Part of your recent reorganization involved laying off 750 people. You are a CFO who is very interested in human capital. What role did you play in shaping that workforce reduction?
It was very collaborative, but it was really up to the general managers for each of the businesses to determine how we would grow each one. We saw a chance to grow our digital marketing business, which was already growing at 20%, by 25%. But to do that we had to invest more and invest faster, and that had to come from somewhere. So we pulled back from two products, and as part of that some people did, unfortunately, have to leave the company.
There is another transition underway as well, industrywide, and that is to a cloud-based, software-as-a-service [SaaS] model. How does that affect Adobe from a finance perspective?
Our finance team supports two large businesses that have very different models. Digital marketing is SaaS-based. It’s a truly hosted offering, and so that has a different P&L, so to speak, from our more traditional, nonhosted digital-media business. That latter business is moving to a subscription model, but it won’t be cloud-based: you’ll pay to download and use, say, Photoshop on your desktop for some defined period of time. The two businesses do require somewhat different finance skill sets, but we have those largely in place, so we did not need to restructure finance in parallel with this overall restructuring.
Are you concerned about the state of the European economy?
Like most CFOs, I keep an eye on Europe and have some concerns, but we finished very strongly there in 2011. We’re in it for the long term, and we view the current situation as simply requiring us to manage through some tough times. We still see it as a very big opportunity for us over the long term.
What other opportunities are you looking at?

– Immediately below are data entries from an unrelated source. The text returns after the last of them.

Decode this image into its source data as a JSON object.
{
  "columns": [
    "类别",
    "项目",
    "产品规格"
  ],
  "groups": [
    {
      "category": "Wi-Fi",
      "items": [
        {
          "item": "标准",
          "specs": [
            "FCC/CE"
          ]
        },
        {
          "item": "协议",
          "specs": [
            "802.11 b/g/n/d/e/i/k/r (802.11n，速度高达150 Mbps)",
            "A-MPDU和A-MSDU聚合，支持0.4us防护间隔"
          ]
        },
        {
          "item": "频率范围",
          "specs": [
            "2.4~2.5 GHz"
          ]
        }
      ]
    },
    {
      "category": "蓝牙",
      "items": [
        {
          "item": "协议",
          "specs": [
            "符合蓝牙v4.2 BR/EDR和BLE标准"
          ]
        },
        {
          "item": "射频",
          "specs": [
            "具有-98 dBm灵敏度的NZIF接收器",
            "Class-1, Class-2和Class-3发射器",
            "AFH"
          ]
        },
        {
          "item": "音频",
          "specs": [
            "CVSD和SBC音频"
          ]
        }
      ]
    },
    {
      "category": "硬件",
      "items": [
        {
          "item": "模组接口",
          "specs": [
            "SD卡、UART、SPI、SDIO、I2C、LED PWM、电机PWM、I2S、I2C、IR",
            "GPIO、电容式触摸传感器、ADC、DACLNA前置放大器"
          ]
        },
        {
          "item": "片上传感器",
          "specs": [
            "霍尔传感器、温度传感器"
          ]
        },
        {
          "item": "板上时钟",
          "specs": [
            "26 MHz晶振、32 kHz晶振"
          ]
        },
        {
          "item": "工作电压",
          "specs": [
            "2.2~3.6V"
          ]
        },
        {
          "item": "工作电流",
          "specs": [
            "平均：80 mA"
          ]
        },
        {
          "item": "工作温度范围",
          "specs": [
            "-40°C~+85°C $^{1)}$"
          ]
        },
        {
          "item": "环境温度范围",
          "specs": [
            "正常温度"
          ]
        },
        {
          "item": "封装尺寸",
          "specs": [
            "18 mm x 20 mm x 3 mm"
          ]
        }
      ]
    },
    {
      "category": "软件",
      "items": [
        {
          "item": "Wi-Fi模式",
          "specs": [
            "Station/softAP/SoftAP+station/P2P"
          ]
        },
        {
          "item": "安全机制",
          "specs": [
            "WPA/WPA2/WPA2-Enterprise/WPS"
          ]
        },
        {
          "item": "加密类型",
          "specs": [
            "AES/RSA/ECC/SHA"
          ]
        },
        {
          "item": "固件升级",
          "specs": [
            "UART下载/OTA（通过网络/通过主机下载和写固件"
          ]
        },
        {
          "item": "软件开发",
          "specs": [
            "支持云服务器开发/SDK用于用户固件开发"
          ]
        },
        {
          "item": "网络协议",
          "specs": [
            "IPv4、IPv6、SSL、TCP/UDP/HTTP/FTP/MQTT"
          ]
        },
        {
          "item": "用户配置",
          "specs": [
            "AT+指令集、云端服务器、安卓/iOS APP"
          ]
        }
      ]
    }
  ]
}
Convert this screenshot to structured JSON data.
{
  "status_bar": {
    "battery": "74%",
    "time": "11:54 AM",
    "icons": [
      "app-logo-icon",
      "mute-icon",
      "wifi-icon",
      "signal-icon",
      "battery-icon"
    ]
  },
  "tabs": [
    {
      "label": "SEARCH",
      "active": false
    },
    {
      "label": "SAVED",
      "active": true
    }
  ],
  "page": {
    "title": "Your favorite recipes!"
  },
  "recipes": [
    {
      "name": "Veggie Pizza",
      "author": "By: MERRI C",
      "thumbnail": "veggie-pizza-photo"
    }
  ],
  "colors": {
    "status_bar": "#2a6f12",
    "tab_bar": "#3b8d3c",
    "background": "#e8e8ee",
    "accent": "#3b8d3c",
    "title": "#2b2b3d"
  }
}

Clearly, the biggest opportunity for us is in emerging markets. We already have a lot of software penetration in the BRIC countries [Brazil, Russia, India, and China], but frankly, most of it is pirated; we don’t have a lot of revenue being generated from those places. The new subscription model should help us with that, because to the extent that the software becomes less of a boxed product and more of a subscription that requires you to log in, we think that will help us combat piracy. And, on the plus side, we already have, thanks to piracy, very good brand recognition in those countries!